Configuration can be provided in three ways (in order of precedence):

1. **CLI flags** (highest priority)
2. **`dupes.toml`** in the project root
3. **`Cargo.toml`** under `[package.metadata.dupes]`

### `dupes.toml`

```toml
min_nodes = 15
min_lines = 5
similarity_threshold = 0.85
exclude = ["tests", "benches"]
exclude_tests = true
max_exact_duplicates = 0
max_near_duplicates = 10
max_exact_percent = 5.0
max_near_percent = 10.0
```

### `Cargo.toml`

```toml
[package.metadata.dupes]
min_nodes = 15
similarity_threshold = 0.85
exclude = ["tests"]
```

### Configuration Options

| Option | Default | Description |
|--------|---------|-------------|
| `min_nodes` | `10` | Minimum AST node count for a code unit to be analyzed. Increase to skip trivial functions. |
| `min_lines` | `0` | Minimum source line count for a code unit to be analyzed. `0` means disabled. |
| `similarity_threshold` | `0.8` | Minimum similarity score (0.0-1.0) for near-duplicate detection. |
| `exclude` | `[]` | Path patterns to exclude from scanning (substring match). |
| `exclude_tests` | `false` | Exclude `#[test]` functions and `#[cfg(test)]` modules from analysis. |
| `max_exact_duplicates` | `None` | For `check` subcommand: maximum allowed exact duplicate groups. |
| `max_near_duplicates` | `None` | For `check` subcommand: maximum allowed near-duplicate groups. |
| `max_exact_percent` | `None` | For `check` subcommand: maximum allowed exact duplicate line percentage. |
| `max_near_percent` | `None` | For `check` subcommand: maximum allowed near-duplicate line percentage. |

## Ignoring Duplicates

Some duplicates are intentional (e.g., test helpers, trait implementations).
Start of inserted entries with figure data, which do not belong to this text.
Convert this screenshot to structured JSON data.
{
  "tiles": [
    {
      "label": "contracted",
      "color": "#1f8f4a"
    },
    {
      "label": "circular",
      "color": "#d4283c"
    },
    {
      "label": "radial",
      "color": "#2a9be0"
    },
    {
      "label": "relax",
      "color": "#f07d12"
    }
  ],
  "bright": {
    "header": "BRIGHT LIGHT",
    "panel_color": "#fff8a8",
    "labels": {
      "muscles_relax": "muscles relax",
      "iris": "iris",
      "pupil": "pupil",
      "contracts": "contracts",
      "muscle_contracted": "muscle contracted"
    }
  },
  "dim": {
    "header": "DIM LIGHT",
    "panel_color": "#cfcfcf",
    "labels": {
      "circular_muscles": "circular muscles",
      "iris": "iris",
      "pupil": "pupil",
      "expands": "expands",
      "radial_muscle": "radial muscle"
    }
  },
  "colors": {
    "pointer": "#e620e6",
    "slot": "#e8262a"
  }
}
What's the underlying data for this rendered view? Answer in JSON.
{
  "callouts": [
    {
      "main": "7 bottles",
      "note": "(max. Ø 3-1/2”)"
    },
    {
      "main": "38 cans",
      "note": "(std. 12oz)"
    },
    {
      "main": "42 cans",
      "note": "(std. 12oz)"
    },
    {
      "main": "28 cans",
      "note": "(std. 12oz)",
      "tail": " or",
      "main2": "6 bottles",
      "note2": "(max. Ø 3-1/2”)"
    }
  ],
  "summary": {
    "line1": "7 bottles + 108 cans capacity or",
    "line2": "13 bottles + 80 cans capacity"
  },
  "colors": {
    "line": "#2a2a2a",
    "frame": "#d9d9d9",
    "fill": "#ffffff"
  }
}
You can ignore them by fingerprint:

```sh
# Add a fingerprint to the ignore list
$ cargo dupes ignore 2a182da9e04e9428 --reason "Intentional test helpers"
Added 2a182da9e04e9428 to ignore list.

# List ignored fingerprints
$ cargo dupes ignored
Ignored fingerprints:
  2a182da9e04e9428 (reason: Intentional test helpers)

# Ignored groups are automatically filtered from reports and checks
$ cargo dupes report
# The ignored group will not appear
```

The ignore list is stored in `.dupes-ignore.toml` in the project root.

## CI Integration

Use the `check` subcommand in CI pipelines:

```yaml
# GitHub Actions example
- name: Check for code duplication
  run: cargo dupes check --max-exact 0 --max-exact-percent 5.0
```

Exit codes:
- **0** — Check passed (within thresholds)
- **1** — Check failed (thresholds exceeded)
- **2** — Error (no source files, invalid path, etc.)

## What Gets Analyzed

| Code Unit | Description |
|-----------|-------------|
| **Functions** | Top-level `fn` items |
| **Methods** | `fn` items inside `impl` blocks |
| **Trait impls** | `fn` items inside `impl Trait for Type` blocks |
| **Closures** | Closure expressions (above the min node threshold) |

The scanner automatically:
- Skips `target/` directories
- Skips hidden directories (starting with `.`)
- Respects exclude patterns
- Handles parse errors gracefully (skips unparseable files with a warning)

## Development

**Requirements:** Rust 1.85+ (edition 2024)

```sh
cargo build          # Build
cargo test           # Run all 147 tests
cargo clippy         # Lint check
cargo fmt --check    # Format check
```

Pre-commit hooks (via `cargo-husky`) run clippy and rustfmt automatically.

## License

This project is licensed under the [MIT License](LICENSE).